Roma, 28 oct (EFE).- Los servicios de Protección Civil de Italia siguieron hoy con la asistencia a los 4.000 evacuados tras los seísmos del 26 de octubre en el centro del país y con la evaluación de los daños, la retirada de escombros y la revisión de edificios con el objetivo de devolver una cierta normalidad a la zona.

Protección Civil informó hoy de que cerca de 4.000 personas de localidades como Camerino, Visso, Ussita y Castelsantangelo sul Nera han pasado la noche fuera de sus casas y han dormido en campamentos, centros deportivos habilitados para la ocasión o en hoteles y residencias de la costa.

Sin embargo, según la fuente el dato es aproximado porque también hay mucha gente que podría necesitar asistencia en los próximos días y que por ahora ha preferido dormir en sus vehículos o en sus tiendas de campaña, o que por el contrario en el futuro podría decidir esperar la reconstrucción de sus hogares en casas de sus familiares.

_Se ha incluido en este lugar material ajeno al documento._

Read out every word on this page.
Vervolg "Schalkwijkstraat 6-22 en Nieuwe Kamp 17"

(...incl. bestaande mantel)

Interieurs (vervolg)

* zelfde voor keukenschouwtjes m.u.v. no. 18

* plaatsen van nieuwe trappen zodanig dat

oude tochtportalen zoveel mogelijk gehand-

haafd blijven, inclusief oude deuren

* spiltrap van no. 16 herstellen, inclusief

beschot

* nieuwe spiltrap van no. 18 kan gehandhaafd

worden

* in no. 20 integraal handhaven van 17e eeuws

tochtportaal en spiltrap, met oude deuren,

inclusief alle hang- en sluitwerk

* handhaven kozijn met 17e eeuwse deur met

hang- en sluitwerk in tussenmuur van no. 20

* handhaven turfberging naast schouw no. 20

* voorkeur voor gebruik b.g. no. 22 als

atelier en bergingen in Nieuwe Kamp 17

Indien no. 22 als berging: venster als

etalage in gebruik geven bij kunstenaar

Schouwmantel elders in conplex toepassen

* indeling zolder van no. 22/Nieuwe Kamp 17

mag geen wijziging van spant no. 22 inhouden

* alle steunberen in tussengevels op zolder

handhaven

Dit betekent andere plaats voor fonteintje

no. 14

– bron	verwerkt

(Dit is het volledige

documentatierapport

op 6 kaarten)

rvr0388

Para los evacuados se han dispuesto campamentos con tiendas, centros deportivos con camas o colchonetas provisionales, como en Visso o en Norcia, e incluso se ha habilitado el depósito de autobuses, en el caso de Camerino.

Otros muchos han sido ya trasladados a varios hoteles de las localidades de la costa Adriática.

Sin embargo, hay otros tantos que se resisten a abandonar sus domicilios, sus localidades y sus trabajos y es en ellos en los que se centran los esfuerzos de las autoridades italianas para convencerlos de que no pueden permanecer en la zona debido al intenso frío de montaña.

Según las autoridades, lo prioritario ahora es proporcionarles acomodo en sitios que no les supongan demasiados trastornos y que les permitan afrontar las bajas temperaturas, las condiciones meteorológicas adversas y el frío que azota esta zona a los pies de los Apeninos en las mejores condiciones posibles.

Los equipos de emergencia trabajan sin descanso para concluir las labores de reubicación de todos aquellos que el 26 de octubre revivieron la pesadilla del 24 de agosto, cuando un seísmo de 6 grados en la escala de Richter sacudió el centro de Italia y causó la muerte a 297 personas.

En los últimos dos días, la tierra ha continuado vibrando y de hecho el Instituto Nacional de Geofísica y Vulcanología de Italia ha contabilizado numerosos terremotos de magnitud entre 3, 4 y 5 grados, y cientos de réplicas en las zonas de Umbría y Las Marcas.

Los seísmos del miércoles fueron menos intensos que el de hace dos meses y no produjeron víctimas, aunque sí algunos heridos leves y daños en varias construcciones de la zona.

Por ello, los mil bomberos que se han desplegado por las distintas localidades afectadas retiran escombros de los edificios derruidos y evalúan los desperfectos en las construcciones que han quedado en pie.

La intención es comprobar qué edificaciones han sufrido severos daños estructurales y por lo tanto precisan de una intervención inmediata.

Esta es precisamente la razón que explica que colegios y universidades de la zona hayan cerrado sus puertas y permanezcan así durante los próximos días.

Según datos oficiales, cerca de 20 pueblos, entre ellos Camerino con más de 6.000 habitantes, así como Preci, Bolognola, Visso, Ussita y Castelsantangelo sul Nera han sufrido importantes daños.

También han soportado las consecuencias de estos nuevos movimientos telúricos municipios como Amatrice, devastada el pasado 24 de agosto.

En esta localidad, muchos de los edificios que ya estaban deteriorados han sufrido nuevos desprendimientos, como la iglesia de San Agostino, que presenta ahora nuevos daños en la fachada.

El Gobierno italiano ha aprobado destinar 40 millones de euros en forma de un plan de contingencia y ayuda de urgencia.

Sin embargo, el esfuerzo económico que deberá hacer el país para lograr reconstruir los distintos pueblos y localidades golpeadas será mucho mayor.

Así lo han señalado en los últimos días el primer ministro italiano, Matteo Renzi, como el titular de Economía, Pier Carlo Padoan, que en una carta enviada a la Comisión Europea justifica que esta nueva emergencia impedirá a Italia cumplir los objetivos de déficit.

El Ejecutivo italiano deberá diseñar en los próximos meses un plan de reconstrucción -en el que ya trabajaba desde el pasado agosto- aplicable a todas las zonas afectadas.